![]() |
Professor Kumar Selvarajoo,
|
The recent surge in systems biology efforts is revealing many complexities that cannot be understood using traditional causal relationship approaches. For example, gene expressions between identical single cells are shown to be stochastic in time, and clonal population of cells display heterogeneity in the abundance of a given protein per cell at any measured time. Despite this, at population level, cells are able to execute well-defined biological processes such as growth, division, differentiation and immune response. How do living systems overcome single cell fluctuations to produce deterministic population response? Our research focuses on fundamental cell behaviors. We investigate the dynamic instructive cell signaling and highthroughput transcriptome-wide behaviors of immune, cancer and embryonic development cells, from single cells to population scale. As a general feature, we have found that single cell fluctuations reduce when cells form ensembles, due to the reduction of dominant stochastic and transcriptome-wide noise as the number of cells or molecules within a cell is increased.
This resulted in deterministic cellular response that can be modeled using linear response rules. Adopting the rules, we have successfully predicted and experimentally verified novel signaling features, such as missing intermediates and crosstalk mechanisms, and have identified novel targets for controlling proinflammatory response and cancer apoptosis. Specifically, I will provide an overview on toll-like receptors, tumor necrosis factor (TNF) receptor, and TNF-related apoptosis-inducing ligand receptor signaling. I will also show RNA-Seq based single cell transcriptome-wide data analysis for embryonic developmental process (from oocyte to ES cell stage).

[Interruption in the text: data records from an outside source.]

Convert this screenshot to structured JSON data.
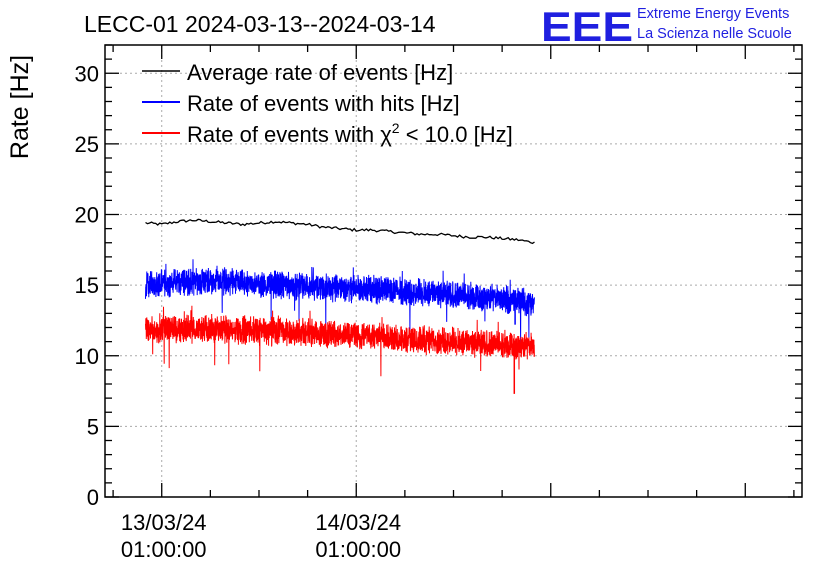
{
  "chart_data": {
    "type": "line",
    "title": "LECC-01 2024-03-13--2024-03-14",
    "xlabel": "",
    "ylabel": "Rate [Hz]",
    "ylim": [
      0,
      32
    ],
    "xlim_hours": [
      -7,
      79
    ],
    "yticks": [
      0,
      5,
      10,
      15,
      20,
      25,
      30
    ],
    "xticks": [
      {
        "hours": 0,
        "date": "13/03/24",
        "time": "01:00:00"
      },
      {
        "hours": 24,
        "date": "14/03/24",
        "time": "01:00:00"
      }
    ],
    "grid": true,
    "legend_position": "top-left",
    "series": [
      {
        "name": "Average rate of events [Hz]",
        "color": "#000000",
        "x": [
          -2,
          0,
          2,
          4,
          6,
          8,
          10,
          12,
          14,
          16,
          18,
          20,
          22,
          24,
          26,
          28,
          30,
          32,
          34,
          36,
          38,
          40,
          42,
          44,
          46
        ],
        "y": [
          19.4,
          19.3,
          19.5,
          19.6,
          19.5,
          19.4,
          19.3,
          19.4,
          19.5,
          19.4,
          19.3,
          19.1,
          19.0,
          18.9,
          18.9,
          18.8,
          18.7,
          18.6,
          18.6,
          18.5,
          18.4,
          18.4,
          18.3,
          18.2,
          18.0
        ]
      },
      {
        "name": "Rate of events with hits [Hz]",
        "color": "#0000ff",
        "x": [
          -2,
          2,
          6,
          10,
          14,
          18,
          22,
          26,
          30,
          34,
          38,
          42,
          46
        ],
        "y": [
          15.0,
          15.2,
          15.3,
          15.1,
          15.0,
          14.9,
          14.8,
          14.7,
          14.5,
          14.4,
          14.2,
          14.0,
          13.7
        ]
      },
      {
        "name": "Rate of events with χ² < 10.0 [Hz]",
        "color": "#ff0000",
        "x": [
          -2,
          2,
          6,
          10,
          14,
          18,
          22,
          26,
          30,
          34,
          38,
          42,
          46
        ],
        "y": [
          11.8,
          11.9,
          11.9,
          11.8,
          11.7,
          11.6,
          11.5,
          11.4,
          11.2,
          11.1,
          10.9,
          10.8,
          10.6
        ]
      }
    ],
    "legend_parts": {
      "chi_prefix": "Rate of events with ",
      "chi_symbol": "χ",
      "chi_sup": "2",
      "chi_suffix": " < 10.0 [Hz]"
    }
  },
  "logo": {
    "mark": "EEE",
    "line1": "Extreme Energy Events",
    "line2": "La Scienza nelle Scuole"
  }
}
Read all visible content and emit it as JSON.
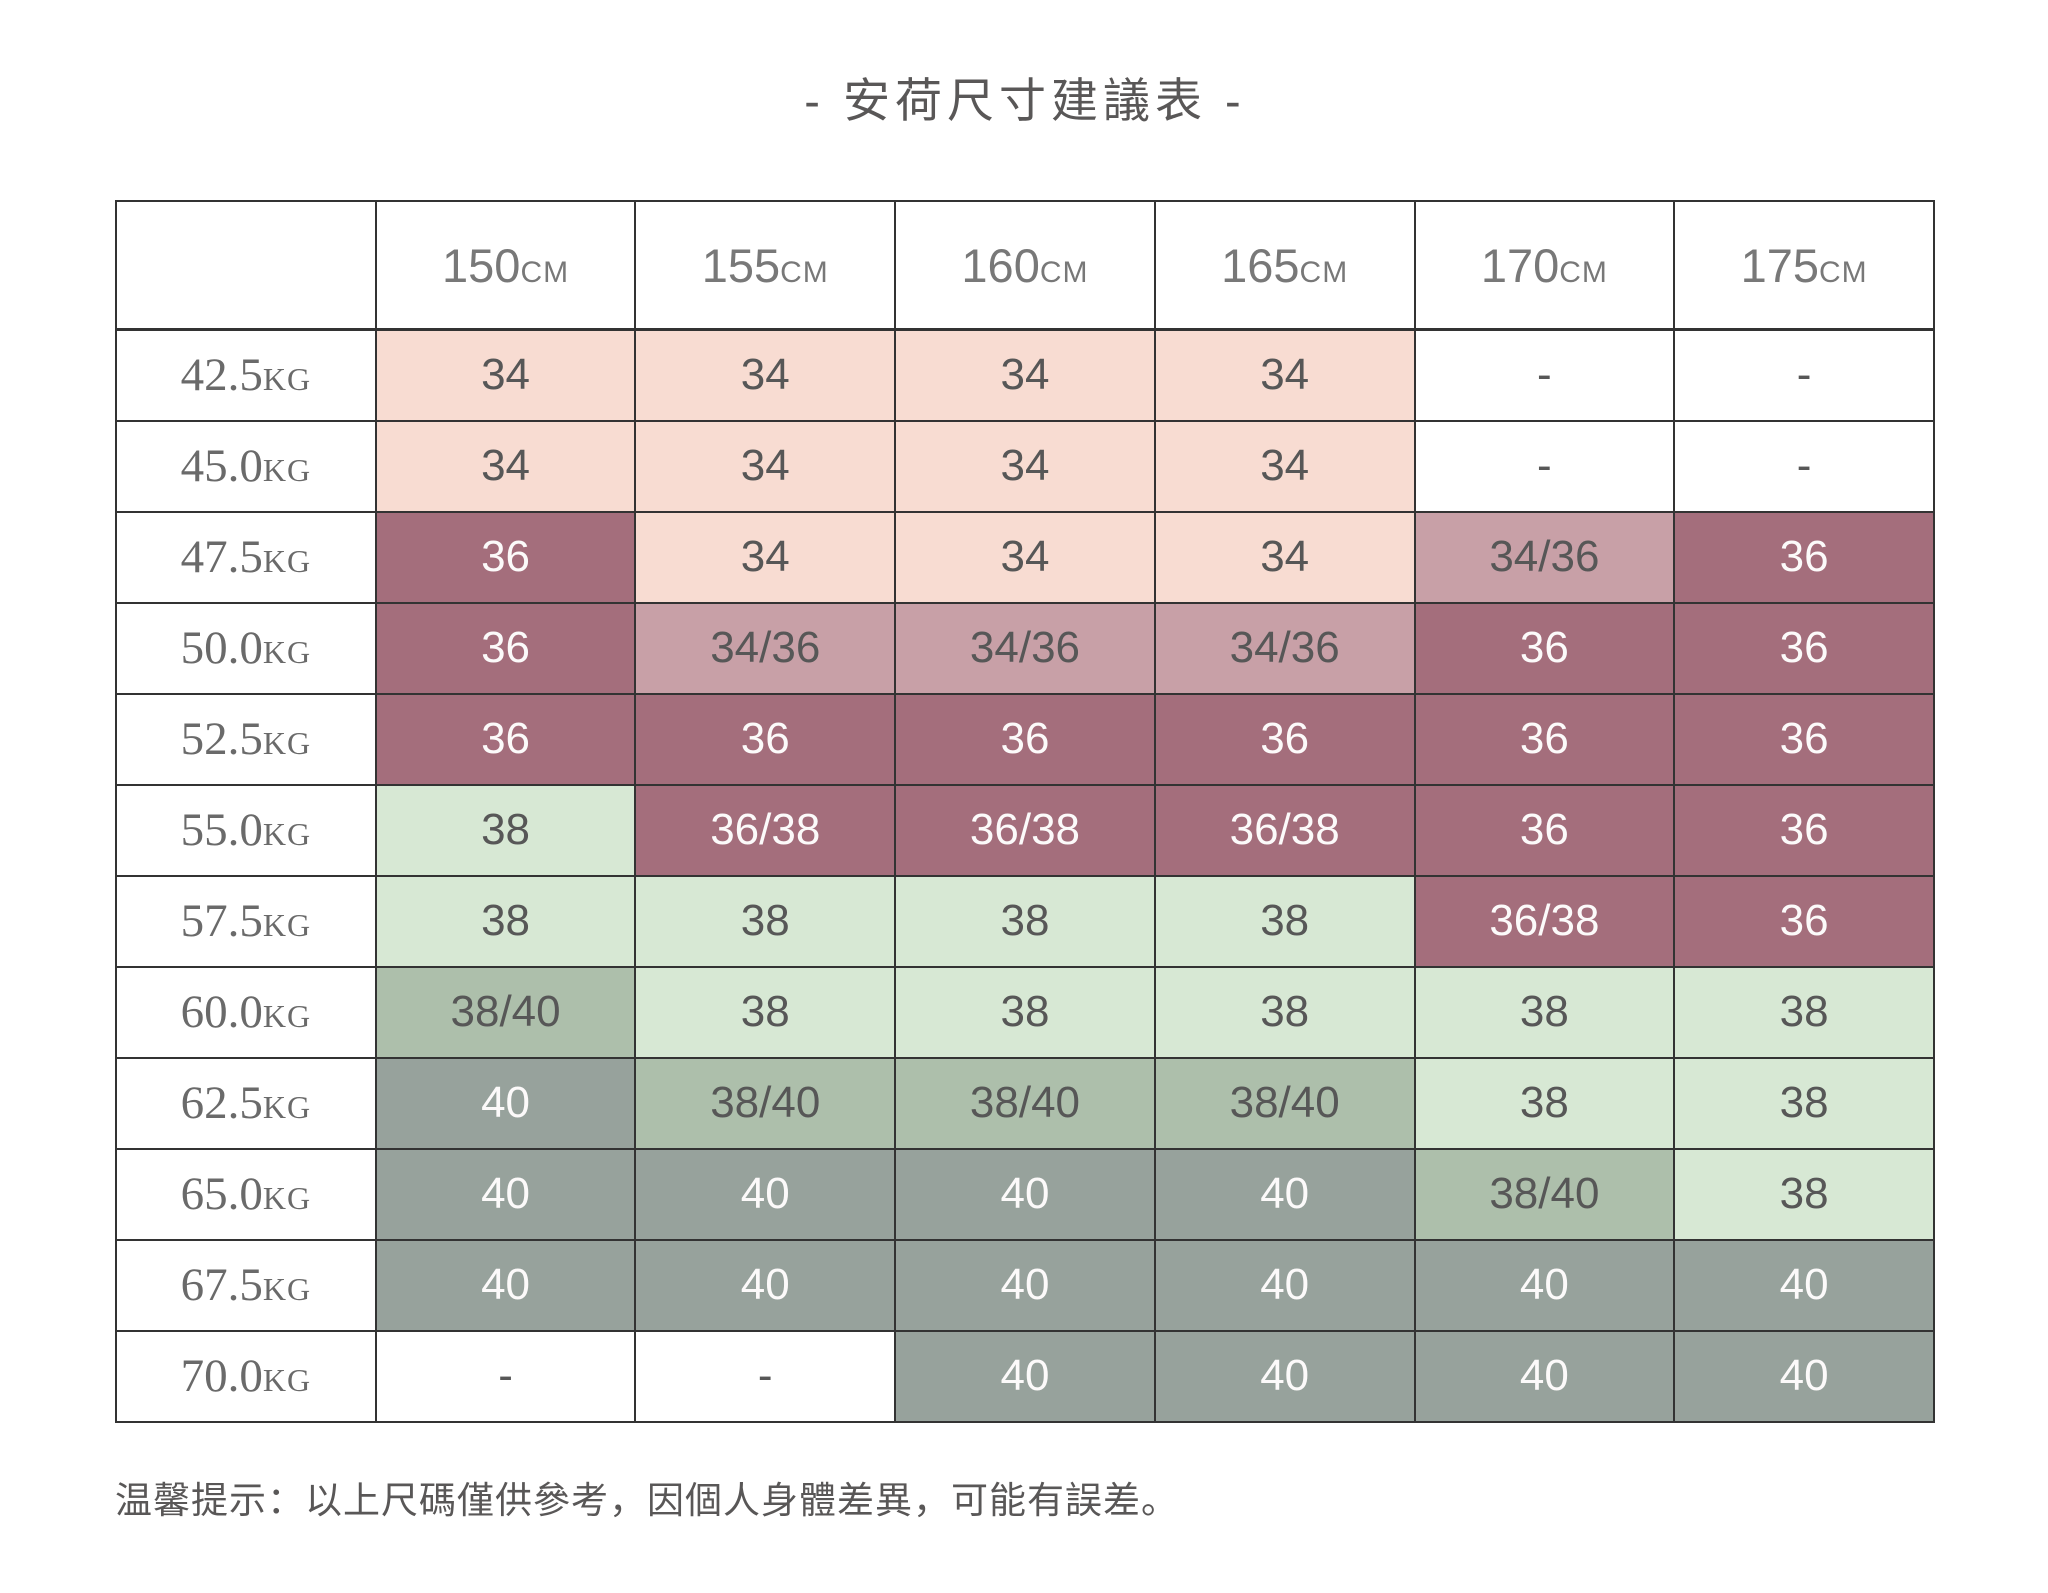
{
  "title": "- 安荷尺寸建議表 -",
  "footer": "温馨提示：以上尺碼僅供參考，因個人身體差異，可能有誤差。",
  "columns": [
    {
      "value": "150",
      "unit": "CM"
    },
    {
      "value": "155",
      "unit": "CM"
    },
    {
      "value": "160",
      "unit": "CM"
    },
    {
      "value": "165",
      "unit": "CM"
    },
    {
      "value": "170",
      "unit": "CM"
    },
    {
      "value": "175",
      "unit": "CM"
    }
  ],
  "rows": [
    {
      "weight": "42.5",
      "unit": "KG",
      "cells": [
        {
          "text": "34",
          "style": "pink"
        },
        {
          "text": "34",
          "style": "pink"
        },
        {
          "text": "34",
          "style": "pink"
        },
        {
          "text": "34",
          "style": "pink"
        },
        {
          "text": "-",
          "style": "blank"
        },
        {
          "text": "-",
          "style": "blank"
        }
      ]
    },
    {
      "weight": "45.0",
      "unit": "KG",
      "cells": [
        {
          "text": "34",
          "style": "pink"
        },
        {
          "text": "34",
          "style": "pink"
        },
        {
          "text": "34",
          "style": "pink"
        },
        {
          "text": "34",
          "style": "pink"
        },
        {
          "text": "-",
          "style": "blank"
        },
        {
          "text": "-",
          "style": "blank"
        }
      ]
    },
    {
      "weight": "47.5",
      "unit": "KG",
      "cells": [
        {
          "text": "36",
          "style": "mauve-dark"
        },
        {
          "text": "34",
          "style": "pink"
        },
        {
          "text": "34",
          "style": "pink"
        },
        {
          "text": "34",
          "style": "pink"
        },
        {
          "text": "34/36",
          "style": "mauve-mid"
        },
        {
          "text": "36",
          "style": "mauve-dark"
        }
      ]
    },
    {
      "weight": "50.0",
      "unit": "KG",
      "cells": [
        {
          "text": "36",
          "style": "mauve-dark"
        },
        {
          "text": "34/36",
          "style": "mauve-mid"
        },
        {
          "text": "34/36",
          "style": "mauve-mid"
        },
        {
          "text": "34/36",
          "style": "mauve-mid"
        },
        {
          "text": "36",
          "style": "mauve-dark"
        },
        {
          "text": "36",
          "style": "mauve-dark"
        }
      ]
    },
    {
      "weight": "52.5",
      "unit": "KG",
      "cells": [
        {
          "text": "36",
          "style": "mauve-dark"
        },
        {
          "text": "36",
          "style": "mauve-dark"
        },
        {
          "text": "36",
          "style": "mauve-dark"
        },
        {
          "text": "36",
          "style": "mauve-dark"
        },
        {
          "text": "36",
          "style": "mauve-dark"
        },
        {
          "text": "36",
          "style": "mauve-dark"
        }
      ]
    },
    {
      "weight": "55.0",
      "unit": "KG",
      "cells": [
        {
          "text": "38",
          "style": "green-light"
        },
        {
          "text": "36/38",
          "style": "mauve-dark"
        },
        {
          "text": "36/38",
          "style": "mauve-dark"
        },
        {
          "text": "36/38",
          "style": "mauve-dark"
        },
        {
          "text": "36",
          "style": "mauve-dark"
        },
        {
          "text": "36",
          "style": "mauve-dark"
        }
      ]
    },
    {
      "weight": "57.5",
      "unit": "KG",
      "cells": [
        {
          "text": "38",
          "style": "green-light"
        },
        {
          "text": "38",
          "style": "green-light"
        },
        {
          "text": "38",
          "style": "green-light"
        },
        {
          "text": "38",
          "style": "green-light"
        },
        {
          "text": "36/38",
          "style": "mauve-dark"
        },
        {
          "text": "36",
          "style": "mauve-dark"
        }
      ]
    },
    {
      "weight": "60.0",
      "unit": "KG",
      "cells": [
        {
          "text": "38/40",
          "style": "green-mid"
        },
        {
          "text": "38",
          "style": "green-light"
        },
        {
          "text": "38",
          "style": "green-light"
        },
        {
          "text": "38",
          "style": "green-light"
        },
        {
          "text": "38",
          "style": "green-light"
        },
        {
          "text": "38",
          "style": "green-light"
        }
      ]
    },
    {
      "weight": "62.5",
      "unit": "KG",
      "cells": [
        {
          "text": "40",
          "style": "green-dark"
        },
        {
          "text": "38/40",
          "style": "green-mid"
        },
        {
          "text": "38/40",
          "style": "green-mid"
        },
        {
          "text": "38/40",
          "style": "green-mid"
        },
        {
          "text": "38",
          "style": "green-light"
        },
        {
          "text": "38",
          "style": "green-light"
        }
      ]
    },
    {
      "weight": "65.0",
      "unit": "KG",
      "cells": [
        {
          "text": "40",
          "style": "green-dark"
        },
        {
          "text": "40",
          "style": "green-dark"
        },
        {
          "text": "40",
          "style": "green-dark"
        },
        {
          "text": "40",
          "style": "green-dark"
        },
        {
          "text": "38/40",
          "style": "green-mid"
        },
        {
          "text": "38",
          "style": "green-light"
        }
      ]
    },
    {
      "weight": "67.5",
      "unit": "KG",
      "cells": [
        {
          "text": "40",
          "style": "green-dark"
        },
        {
          "text": "40",
          "style": "green-dark"
        },
        {
          "text": "40",
          "style": "green-dark"
        },
        {
          "text": "40",
          "style": "green-dark"
        },
        {
          "text": "40",
          "style": "green-dark"
        },
        {
          "text": "40",
          "style": "green-dark"
        }
      ]
    },
    {
      "weight": "70.0",
      "unit": "KG",
      "cells": [
        {
          "text": "-",
          "style": "blank"
        },
        {
          "text": "-",
          "style": "blank"
        },
        {
          "text": "40",
          "style": "green-dark"
        },
        {
          "text": "40",
          "style": "green-dark"
        },
        {
          "text": "40",
          "style": "green-dark"
        },
        {
          "text": "40",
          "style": "green-dark"
        }
      ]
    }
  ],
  "colors": {
    "pink": "#f8dcd2",
    "mauve_mid": "#c8a0a7",
    "mauve_dark": "#a46e7c",
    "green_light": "#d7e8d4",
    "green_mid": "#adbfab",
    "green_dark": "#97a29c",
    "text_dark": "#575757",
    "text_light": "#fcfafa",
    "border": "#333333"
  },
  "chart_data": {
    "type": "table",
    "title": "安荷尺寸建議表",
    "columns": [
      "150CM",
      "155CM",
      "160CM",
      "165CM",
      "170CM",
      "175CM"
    ],
    "row_labels": [
      "42.5KG",
      "45.0KG",
      "47.5KG",
      "50.0KG",
      "52.5KG",
      "55.0KG",
      "57.5KG",
      "60.0KG",
      "62.5KG",
      "65.0KG",
      "67.5KG",
      "70.0KG"
    ],
    "values": [
      [
        "34",
        "34",
        "34",
        "34",
        "-",
        "-"
      ],
      [
        "34",
        "34",
        "34",
        "34",
        "-",
        "-"
      ],
      [
        "36",
        "34",
        "34",
        "34",
        "34/36",
        "36"
      ],
      [
        "36",
        "34/36",
        "34/36",
        "34/36",
        "36",
        "36"
      ],
      [
        "36",
        "36",
        "36",
        "36",
        "36",
        "36"
      ],
      [
        "38",
        "36/38",
        "36/38",
        "36/38",
        "36",
        "36"
      ],
      [
        "38",
        "38",
        "38",
        "38",
        "36/38",
        "36"
      ],
      [
        "38/40",
        "38",
        "38",
        "38",
        "38",
        "38"
      ],
      [
        "40",
        "38/40",
        "38/40",
        "38/40",
        "38",
        "38"
      ],
      [
        "40",
        "40",
        "40",
        "40",
        "38/40",
        "38"
      ],
      [
        "40",
        "40",
        "40",
        "40",
        "40",
        "40"
      ],
      [
        "-",
        "-",
        "40",
        "40",
        "40",
        "40"
      ]
    ],
    "note": "温馨提示：以上尺碼僅供參考，因個人身體差異，可能有誤差。"
  }
}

Kumar was originally trained in theories related to aerospace structures and fluid dynamics. He obtained a direct Master of Engineering degree (Aeronautics), from the Imperial College of Science, Technology and Medicine, London, in 1997. In 2004, he received a PhD in computational biology from the Nanyang Technological University and the National Cancer Centre (Singapore), for developing a novel theoretical algorithm to model biological pathways and networks. The same year, he joined the Bioinformatics Institute as a Project Leader. In 2006, he relocated to the Institute for Advanced Biosciences, Keio University, Japan as a faculty member. Kumar currently serves the editorial board of Nature's Scientific Reports, PLoS One, Frontiers in Systems Biology and Advances in Systems Biology journals.